Dear Liz: I am 65 and plan on working until 70 to get the maximum Social Security. I have a 401(k) worth about $290,000. How do I determine the maximum monthly payout I should take while being somewhat certain it will last until I’m 90? Our family has a history of longevity, typically living into the early 90s.

Answer: You may have heard of the “4% rule,” a guideline that suggests an initial withdrawal rate of 4%, with the amount adjusted each year afterward by the inflation rate. The rule stems from research by certified financial planner Bill Bengen, who in a 1994 research paper used historic market returns for a portfolio consisting of 50% stocks and 50% bonds to determine the maximum safe withdrawal rate for a 30-year retirement.

Some researchers believe a sustainable withdrawal rate should start closer to 3%, and others suggest higher rates if the account owner is willing to cut back spending in bad years.

However, most retirement accounts, including 401(k)s, are subject to required minimum distributions. These will start after you turn 73. (For people born in 1960 or later, such distributions will be required starting at age 75.)

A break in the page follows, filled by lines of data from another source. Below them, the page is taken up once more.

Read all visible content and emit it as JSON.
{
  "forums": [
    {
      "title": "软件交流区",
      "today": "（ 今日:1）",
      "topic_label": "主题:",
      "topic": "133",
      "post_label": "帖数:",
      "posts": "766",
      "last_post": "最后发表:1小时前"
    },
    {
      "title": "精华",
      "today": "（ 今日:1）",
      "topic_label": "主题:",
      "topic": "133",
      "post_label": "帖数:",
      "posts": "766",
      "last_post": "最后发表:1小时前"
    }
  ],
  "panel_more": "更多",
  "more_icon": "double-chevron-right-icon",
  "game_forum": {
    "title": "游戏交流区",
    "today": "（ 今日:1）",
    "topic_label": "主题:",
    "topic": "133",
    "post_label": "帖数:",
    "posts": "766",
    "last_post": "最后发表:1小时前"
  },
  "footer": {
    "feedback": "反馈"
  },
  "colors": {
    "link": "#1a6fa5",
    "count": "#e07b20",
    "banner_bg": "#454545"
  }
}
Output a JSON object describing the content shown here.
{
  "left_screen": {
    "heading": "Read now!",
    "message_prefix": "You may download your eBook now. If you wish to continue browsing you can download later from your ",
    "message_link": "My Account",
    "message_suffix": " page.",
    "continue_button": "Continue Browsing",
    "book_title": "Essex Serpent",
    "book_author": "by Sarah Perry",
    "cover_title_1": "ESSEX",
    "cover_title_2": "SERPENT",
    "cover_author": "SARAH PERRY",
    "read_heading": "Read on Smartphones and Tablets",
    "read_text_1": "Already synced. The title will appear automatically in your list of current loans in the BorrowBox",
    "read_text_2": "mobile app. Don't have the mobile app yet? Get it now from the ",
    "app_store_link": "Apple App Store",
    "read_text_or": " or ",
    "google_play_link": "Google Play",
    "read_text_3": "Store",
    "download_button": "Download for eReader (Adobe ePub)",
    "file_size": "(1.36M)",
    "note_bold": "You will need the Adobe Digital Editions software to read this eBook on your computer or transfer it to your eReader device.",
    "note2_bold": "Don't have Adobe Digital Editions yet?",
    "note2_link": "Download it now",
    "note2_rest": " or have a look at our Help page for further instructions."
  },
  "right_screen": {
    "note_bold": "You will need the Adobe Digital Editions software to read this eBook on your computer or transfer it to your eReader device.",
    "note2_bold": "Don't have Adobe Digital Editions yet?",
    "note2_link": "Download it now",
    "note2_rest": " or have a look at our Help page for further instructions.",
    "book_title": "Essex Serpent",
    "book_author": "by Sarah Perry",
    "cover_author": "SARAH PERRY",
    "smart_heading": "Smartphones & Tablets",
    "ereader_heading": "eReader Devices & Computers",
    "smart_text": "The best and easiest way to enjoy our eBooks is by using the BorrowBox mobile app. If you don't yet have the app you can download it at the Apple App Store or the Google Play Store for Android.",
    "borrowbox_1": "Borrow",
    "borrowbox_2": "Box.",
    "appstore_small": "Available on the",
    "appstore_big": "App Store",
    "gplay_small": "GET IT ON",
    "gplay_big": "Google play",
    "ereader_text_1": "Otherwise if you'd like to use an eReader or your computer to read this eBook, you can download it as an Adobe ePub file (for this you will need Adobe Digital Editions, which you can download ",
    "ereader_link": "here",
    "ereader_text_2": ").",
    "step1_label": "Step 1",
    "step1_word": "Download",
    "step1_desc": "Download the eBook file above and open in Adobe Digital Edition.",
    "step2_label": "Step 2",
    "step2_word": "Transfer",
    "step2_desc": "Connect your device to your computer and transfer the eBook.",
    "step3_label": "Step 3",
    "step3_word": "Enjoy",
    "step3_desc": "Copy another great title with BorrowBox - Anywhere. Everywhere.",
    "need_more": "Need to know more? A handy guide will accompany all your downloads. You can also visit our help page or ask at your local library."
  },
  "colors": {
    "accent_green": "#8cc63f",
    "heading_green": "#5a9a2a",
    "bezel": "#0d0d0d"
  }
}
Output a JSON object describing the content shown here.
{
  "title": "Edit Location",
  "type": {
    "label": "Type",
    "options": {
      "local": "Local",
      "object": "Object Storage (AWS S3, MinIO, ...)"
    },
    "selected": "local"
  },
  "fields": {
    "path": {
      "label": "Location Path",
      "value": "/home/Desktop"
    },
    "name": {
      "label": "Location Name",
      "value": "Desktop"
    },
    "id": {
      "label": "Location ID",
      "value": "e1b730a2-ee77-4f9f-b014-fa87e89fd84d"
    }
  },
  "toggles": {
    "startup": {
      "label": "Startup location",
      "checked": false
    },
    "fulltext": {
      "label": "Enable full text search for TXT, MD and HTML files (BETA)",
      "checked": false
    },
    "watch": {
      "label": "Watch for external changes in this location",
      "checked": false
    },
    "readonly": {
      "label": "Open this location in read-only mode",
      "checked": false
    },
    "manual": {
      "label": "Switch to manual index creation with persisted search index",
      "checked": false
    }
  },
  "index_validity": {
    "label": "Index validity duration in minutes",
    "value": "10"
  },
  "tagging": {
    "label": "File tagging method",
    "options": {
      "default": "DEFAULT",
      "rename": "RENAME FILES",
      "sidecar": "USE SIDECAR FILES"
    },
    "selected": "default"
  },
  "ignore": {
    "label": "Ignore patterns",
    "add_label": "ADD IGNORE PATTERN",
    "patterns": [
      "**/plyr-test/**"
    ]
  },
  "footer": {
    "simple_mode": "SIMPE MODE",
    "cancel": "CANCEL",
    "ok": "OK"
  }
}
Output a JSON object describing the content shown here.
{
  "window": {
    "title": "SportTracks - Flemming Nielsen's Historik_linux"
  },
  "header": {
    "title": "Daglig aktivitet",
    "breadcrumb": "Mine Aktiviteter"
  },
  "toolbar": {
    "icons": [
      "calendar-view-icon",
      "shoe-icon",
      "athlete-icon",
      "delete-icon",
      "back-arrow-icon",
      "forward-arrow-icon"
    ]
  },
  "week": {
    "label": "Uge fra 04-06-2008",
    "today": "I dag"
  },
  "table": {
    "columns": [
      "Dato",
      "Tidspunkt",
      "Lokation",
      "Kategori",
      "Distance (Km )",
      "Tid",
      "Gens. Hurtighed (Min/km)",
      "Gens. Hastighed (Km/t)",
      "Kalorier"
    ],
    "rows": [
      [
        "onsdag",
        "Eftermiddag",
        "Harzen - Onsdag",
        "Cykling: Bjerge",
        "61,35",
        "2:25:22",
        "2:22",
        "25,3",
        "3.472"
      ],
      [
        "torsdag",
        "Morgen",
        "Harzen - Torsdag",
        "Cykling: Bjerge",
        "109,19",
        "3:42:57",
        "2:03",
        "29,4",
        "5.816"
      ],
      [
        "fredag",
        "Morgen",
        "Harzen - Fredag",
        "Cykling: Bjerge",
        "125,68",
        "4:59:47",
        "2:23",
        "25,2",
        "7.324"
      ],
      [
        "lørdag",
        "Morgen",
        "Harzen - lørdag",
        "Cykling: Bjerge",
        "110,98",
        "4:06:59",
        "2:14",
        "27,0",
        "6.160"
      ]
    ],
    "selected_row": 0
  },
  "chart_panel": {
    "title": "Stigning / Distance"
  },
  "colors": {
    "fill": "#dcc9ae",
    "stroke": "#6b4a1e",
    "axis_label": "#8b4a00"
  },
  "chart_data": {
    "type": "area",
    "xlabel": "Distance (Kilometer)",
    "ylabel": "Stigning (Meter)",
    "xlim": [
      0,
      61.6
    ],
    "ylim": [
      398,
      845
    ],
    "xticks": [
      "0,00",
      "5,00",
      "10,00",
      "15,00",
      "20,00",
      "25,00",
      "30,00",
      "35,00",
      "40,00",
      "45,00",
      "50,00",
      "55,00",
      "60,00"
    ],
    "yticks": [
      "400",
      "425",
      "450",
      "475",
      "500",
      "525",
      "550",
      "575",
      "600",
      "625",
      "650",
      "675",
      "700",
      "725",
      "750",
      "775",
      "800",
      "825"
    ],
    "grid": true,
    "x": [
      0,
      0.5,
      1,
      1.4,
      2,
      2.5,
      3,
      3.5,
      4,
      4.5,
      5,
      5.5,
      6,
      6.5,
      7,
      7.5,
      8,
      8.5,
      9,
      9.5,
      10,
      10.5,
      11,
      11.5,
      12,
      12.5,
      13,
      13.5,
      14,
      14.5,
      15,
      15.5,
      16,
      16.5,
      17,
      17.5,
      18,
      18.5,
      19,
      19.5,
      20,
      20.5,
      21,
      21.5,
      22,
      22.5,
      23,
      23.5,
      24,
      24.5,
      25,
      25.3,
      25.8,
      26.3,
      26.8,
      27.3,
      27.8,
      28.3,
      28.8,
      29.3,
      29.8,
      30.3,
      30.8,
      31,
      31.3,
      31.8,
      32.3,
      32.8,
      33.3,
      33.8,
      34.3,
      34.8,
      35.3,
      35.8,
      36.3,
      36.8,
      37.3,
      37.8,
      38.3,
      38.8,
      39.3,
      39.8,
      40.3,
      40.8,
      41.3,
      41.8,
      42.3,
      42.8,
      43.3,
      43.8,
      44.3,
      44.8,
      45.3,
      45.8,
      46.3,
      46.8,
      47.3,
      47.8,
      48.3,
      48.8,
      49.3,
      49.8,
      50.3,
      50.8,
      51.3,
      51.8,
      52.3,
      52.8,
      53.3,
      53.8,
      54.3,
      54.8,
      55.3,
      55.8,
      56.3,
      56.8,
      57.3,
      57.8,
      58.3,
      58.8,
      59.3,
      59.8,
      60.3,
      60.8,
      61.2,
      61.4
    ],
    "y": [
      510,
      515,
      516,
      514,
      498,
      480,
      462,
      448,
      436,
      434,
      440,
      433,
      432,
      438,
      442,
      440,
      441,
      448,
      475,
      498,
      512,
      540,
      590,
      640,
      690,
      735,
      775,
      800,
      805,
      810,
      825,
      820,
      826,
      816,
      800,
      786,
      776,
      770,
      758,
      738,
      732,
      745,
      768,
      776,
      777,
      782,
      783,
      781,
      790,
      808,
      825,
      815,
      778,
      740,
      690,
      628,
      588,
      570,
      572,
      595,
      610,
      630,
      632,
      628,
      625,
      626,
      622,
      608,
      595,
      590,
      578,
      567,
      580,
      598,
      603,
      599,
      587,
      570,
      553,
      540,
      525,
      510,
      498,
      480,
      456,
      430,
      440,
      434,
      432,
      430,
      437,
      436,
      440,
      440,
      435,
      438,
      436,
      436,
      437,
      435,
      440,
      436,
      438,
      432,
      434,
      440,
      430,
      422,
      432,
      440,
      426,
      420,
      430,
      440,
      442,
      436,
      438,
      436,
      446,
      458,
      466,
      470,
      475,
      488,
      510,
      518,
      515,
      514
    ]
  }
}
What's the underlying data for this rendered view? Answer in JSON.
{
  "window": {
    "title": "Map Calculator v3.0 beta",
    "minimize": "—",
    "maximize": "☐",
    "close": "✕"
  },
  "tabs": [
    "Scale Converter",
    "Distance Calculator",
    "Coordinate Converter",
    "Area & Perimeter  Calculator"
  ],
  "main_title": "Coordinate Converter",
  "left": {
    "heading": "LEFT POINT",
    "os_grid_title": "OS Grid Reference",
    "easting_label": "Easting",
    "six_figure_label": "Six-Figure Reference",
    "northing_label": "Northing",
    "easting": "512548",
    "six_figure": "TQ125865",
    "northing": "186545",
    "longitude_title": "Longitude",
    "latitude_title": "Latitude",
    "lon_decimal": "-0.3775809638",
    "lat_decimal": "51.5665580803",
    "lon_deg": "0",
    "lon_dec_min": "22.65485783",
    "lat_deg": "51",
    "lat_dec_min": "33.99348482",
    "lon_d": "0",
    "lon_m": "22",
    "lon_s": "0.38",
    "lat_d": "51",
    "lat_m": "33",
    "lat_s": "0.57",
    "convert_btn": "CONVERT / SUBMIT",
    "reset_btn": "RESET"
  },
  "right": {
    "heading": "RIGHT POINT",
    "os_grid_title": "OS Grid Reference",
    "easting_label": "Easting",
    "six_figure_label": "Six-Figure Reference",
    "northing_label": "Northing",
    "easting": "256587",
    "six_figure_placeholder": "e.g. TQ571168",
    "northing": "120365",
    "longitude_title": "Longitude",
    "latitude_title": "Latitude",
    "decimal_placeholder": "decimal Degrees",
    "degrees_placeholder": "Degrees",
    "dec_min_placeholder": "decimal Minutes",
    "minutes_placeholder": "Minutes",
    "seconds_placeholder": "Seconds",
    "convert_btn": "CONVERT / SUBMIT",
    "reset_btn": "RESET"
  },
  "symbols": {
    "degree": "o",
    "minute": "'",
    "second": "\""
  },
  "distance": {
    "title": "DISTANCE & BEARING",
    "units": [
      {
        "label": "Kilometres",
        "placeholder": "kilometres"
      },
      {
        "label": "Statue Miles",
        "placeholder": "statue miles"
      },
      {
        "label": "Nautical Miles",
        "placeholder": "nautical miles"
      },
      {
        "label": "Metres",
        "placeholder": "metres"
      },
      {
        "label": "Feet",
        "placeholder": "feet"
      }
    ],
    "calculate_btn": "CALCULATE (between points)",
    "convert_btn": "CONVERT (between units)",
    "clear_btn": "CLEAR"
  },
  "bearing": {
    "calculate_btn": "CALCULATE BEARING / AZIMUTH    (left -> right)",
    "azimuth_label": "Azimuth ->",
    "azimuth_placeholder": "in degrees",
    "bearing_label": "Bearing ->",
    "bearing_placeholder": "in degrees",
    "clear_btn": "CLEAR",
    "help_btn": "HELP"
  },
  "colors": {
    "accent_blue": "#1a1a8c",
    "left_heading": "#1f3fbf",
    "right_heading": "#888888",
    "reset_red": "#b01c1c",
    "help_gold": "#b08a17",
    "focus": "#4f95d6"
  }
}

The exact amount you must withdraw depends on your account balance at the end of the previous year as well as your age and life expectancy. The percentages you must withdraw could be slightly less or considerably more than 4% of your original balance.

Comments

  1. RW Gonzalez says

    Do RMD’s apply if still working full time after 73, or can they be postponed without penalty until stopping from full time employment??
    Thank you!

    • Liz Weston says

      You don’t have to start taking RMDs from a 401(k) if you’re still working for the employer that provides it (and you’re not a 5% owner). You also don’t have to take RMDs from your Roth IRA or Roth 401(k). Otherwise RMDs start at 73.